America’s children deserve better leadership from the adults entrusted to govern. We need an education-centric president in 2016 to emerge. Investment at home must begin with a world-class public school system.

Joseph Di Salvo is a member of the Santa Clara County Office of Education’s Board of Trustees. He is a San Jose native.

Joseph Di Salvo is a member of the Santa Clara County Office of Education’s Board of Trustees. He is a San Jose native. His columns reflect his personal opinion.

4 Comments

  1. The House of Representatives is the last bastion of common sense in the federal government. Tea party members rightly recognize that organizations are more effective when responsible for and accountable for their own performance. They know that meddling from Washington DC has only screwed up local school districts across the land over the past several decades and they’d like it to stop.
    Those interested in REAL education reform should be supportive of this positive, innovative, progressive step.
    Those more concerned with expanding a vast, wasteful, destructive bureaucracy will of course, reject it.

    • I agree with the comments for the idea of charter school like academies. Just recently, a first of its kind education commission was established in Santa Clara County; The Blue Ribbon Commission on Public Education of Silicon Valley. One of their key objectives being kicked around is how to support and encourage charter like academies while at the same time keeping traditional public schools intact.

      I have two children in public schools so I do know for a fact that some school districts have already adopted pieces of successful charter school models. As for their success, it’s still too early to tell. However, one very popular and productive tool not yet replicated in failing public schools are the highly successful charter school parent involvement policies. Aside from teachers being the most important factor in a child’s life, research indicates its imperative parent involvement policy become a primary focal point in all districts. As one commenter alluded to, I hope our educators and school board members see some of the successful charter school models as an opportunity to integrate their best practices into our failing public schools. 

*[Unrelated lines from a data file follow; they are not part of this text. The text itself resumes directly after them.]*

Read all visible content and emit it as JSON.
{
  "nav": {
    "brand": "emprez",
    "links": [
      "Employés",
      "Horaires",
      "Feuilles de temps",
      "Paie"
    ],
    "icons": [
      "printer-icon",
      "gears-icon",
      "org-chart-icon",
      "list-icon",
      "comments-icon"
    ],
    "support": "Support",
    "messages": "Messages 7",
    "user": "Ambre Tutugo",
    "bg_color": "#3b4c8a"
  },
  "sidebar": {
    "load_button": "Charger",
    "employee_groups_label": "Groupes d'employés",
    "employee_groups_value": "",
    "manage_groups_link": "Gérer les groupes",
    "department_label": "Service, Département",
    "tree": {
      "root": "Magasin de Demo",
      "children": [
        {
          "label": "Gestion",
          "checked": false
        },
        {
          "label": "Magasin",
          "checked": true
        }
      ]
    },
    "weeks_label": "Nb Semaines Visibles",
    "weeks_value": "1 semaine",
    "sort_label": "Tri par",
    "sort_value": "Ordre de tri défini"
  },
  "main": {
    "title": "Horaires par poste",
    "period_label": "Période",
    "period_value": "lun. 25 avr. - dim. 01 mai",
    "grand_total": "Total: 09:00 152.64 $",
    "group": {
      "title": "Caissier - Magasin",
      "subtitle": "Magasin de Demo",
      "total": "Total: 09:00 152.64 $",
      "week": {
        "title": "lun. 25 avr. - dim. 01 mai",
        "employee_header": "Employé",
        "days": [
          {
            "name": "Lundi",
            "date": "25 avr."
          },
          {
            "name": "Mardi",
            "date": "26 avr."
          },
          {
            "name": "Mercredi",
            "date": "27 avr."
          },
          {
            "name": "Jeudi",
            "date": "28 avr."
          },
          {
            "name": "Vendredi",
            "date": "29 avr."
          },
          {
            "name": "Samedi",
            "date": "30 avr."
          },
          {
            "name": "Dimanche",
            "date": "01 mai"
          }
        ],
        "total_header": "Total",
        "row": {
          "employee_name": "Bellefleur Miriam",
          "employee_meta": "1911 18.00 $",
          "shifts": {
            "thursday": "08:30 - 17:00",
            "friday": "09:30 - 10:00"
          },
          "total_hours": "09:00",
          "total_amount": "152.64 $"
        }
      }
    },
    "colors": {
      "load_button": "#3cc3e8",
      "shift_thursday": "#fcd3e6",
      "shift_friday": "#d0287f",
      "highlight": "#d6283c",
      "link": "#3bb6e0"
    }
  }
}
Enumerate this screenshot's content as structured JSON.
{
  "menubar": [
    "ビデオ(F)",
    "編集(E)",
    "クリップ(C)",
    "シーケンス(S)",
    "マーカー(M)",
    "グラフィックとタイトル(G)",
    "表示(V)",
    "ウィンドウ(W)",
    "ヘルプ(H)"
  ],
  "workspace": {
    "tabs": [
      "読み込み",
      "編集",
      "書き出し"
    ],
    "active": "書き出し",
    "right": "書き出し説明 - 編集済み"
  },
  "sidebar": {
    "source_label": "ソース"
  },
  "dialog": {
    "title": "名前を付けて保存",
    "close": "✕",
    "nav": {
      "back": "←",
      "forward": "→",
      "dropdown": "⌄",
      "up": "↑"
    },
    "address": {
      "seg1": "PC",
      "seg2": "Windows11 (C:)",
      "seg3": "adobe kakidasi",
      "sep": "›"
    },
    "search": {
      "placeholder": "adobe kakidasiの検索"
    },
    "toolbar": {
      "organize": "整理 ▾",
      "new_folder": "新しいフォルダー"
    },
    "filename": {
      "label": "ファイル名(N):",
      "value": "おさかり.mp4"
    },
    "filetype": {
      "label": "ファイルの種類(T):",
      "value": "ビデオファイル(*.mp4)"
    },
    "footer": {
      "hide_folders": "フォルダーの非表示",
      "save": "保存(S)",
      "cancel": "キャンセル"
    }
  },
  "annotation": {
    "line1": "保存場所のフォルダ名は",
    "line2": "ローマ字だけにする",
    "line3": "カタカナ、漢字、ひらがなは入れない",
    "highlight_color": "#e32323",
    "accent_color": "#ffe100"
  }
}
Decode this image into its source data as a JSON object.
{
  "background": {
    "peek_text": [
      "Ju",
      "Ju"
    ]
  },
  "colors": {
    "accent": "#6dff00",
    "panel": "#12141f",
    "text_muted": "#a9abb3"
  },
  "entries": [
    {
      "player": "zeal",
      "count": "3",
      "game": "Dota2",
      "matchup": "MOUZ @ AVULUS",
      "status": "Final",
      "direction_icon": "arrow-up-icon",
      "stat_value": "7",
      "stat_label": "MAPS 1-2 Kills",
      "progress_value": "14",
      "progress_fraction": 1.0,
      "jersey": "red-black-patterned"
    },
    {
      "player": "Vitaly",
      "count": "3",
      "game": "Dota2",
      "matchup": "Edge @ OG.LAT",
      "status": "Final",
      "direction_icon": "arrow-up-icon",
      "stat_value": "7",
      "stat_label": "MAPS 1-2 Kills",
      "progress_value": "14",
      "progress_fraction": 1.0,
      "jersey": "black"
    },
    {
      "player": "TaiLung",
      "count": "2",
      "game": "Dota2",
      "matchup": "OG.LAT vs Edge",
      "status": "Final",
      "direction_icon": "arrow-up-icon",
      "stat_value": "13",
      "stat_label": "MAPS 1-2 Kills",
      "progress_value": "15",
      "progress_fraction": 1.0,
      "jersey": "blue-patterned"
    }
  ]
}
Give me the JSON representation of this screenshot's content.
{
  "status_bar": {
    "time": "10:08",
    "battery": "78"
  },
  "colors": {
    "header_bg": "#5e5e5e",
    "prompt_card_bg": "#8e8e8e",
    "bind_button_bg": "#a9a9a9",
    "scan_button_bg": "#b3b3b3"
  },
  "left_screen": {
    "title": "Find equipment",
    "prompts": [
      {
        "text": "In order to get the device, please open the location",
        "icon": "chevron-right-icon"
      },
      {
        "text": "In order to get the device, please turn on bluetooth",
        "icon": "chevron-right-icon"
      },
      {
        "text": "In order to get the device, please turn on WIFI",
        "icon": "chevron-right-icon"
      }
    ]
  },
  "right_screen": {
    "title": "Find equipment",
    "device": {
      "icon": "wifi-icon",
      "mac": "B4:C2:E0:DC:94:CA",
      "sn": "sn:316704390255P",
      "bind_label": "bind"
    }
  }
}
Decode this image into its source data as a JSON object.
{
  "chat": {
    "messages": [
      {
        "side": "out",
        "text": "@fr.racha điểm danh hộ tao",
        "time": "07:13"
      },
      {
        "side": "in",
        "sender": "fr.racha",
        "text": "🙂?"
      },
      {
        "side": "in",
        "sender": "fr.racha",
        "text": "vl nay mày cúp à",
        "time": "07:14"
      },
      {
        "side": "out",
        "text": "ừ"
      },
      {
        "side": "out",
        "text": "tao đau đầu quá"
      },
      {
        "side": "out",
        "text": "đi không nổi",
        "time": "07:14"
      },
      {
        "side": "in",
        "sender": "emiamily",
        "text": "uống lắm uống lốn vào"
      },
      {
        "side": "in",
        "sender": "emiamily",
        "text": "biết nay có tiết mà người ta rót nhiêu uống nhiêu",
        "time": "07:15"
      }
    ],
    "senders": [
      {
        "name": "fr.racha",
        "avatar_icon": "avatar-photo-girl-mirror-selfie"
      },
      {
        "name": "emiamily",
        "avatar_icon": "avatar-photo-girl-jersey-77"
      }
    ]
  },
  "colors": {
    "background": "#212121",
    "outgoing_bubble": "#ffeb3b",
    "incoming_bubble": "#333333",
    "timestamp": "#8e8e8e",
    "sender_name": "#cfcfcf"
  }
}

      As for DiSalvo, turn the finger of blame the other direction because the last time I checked, school boards are responsible for putting in place the proper keystones for students to learn and achieve at the highest level possible.  Therefore, your primary agenda is raising student achievement and involving the community in the attainment of that goal. You should be embarrassed by your very own comment, “America’s children deserve better leadership from the adults entrusted to govern.”

  2. > In the 2016 presidential campaign, we need a national dialogue on the quality of our public schools.

    No need to wait until 2016.

    We’ve already had the dialogue and there is a consensus:

    “Public schools suck”.

    What else is there to say.

    Nothing will change until we change the people in charge, and the new people in charge start slaughtering the education sacred cows.

    Not likely to happen on planet Obama-Hillary-Nancy Pelosi-Harry Reid.

    Move on.  Nothing more to see.

  3. Unfortunately, public education as structured now is on its last legs.  In every comparison, it is shown to be inferior to charter schools, private schools, and home schooling…as preparation for living a full, successful, vibrant life of continuous learning.

    The latest group to be targeted as the ones to blame are the people in charge of training teachers in effective techniques.  The moving finger of blame is being shaken at you, Joseph Di Salvo, and it’s no good dodging around that analysis.  The finger had to land on some group, and it looks like you’re in that group.

    What we need is a new way to think about education without throwing out the entire public school concept, and I’d like to suggest the term, “charter-like public schools” which would challenge school sites to adopt best practices from the charter school models.

    Old cliches like “moving the deck chairs on the Titanic” don’t begin to do justice to the situation, we need to have the huge institutions themselves removed and go right to the school sites for reform and improvement with opportunities for genuine parental and public involvement.  It’s been a closed shop for way too long.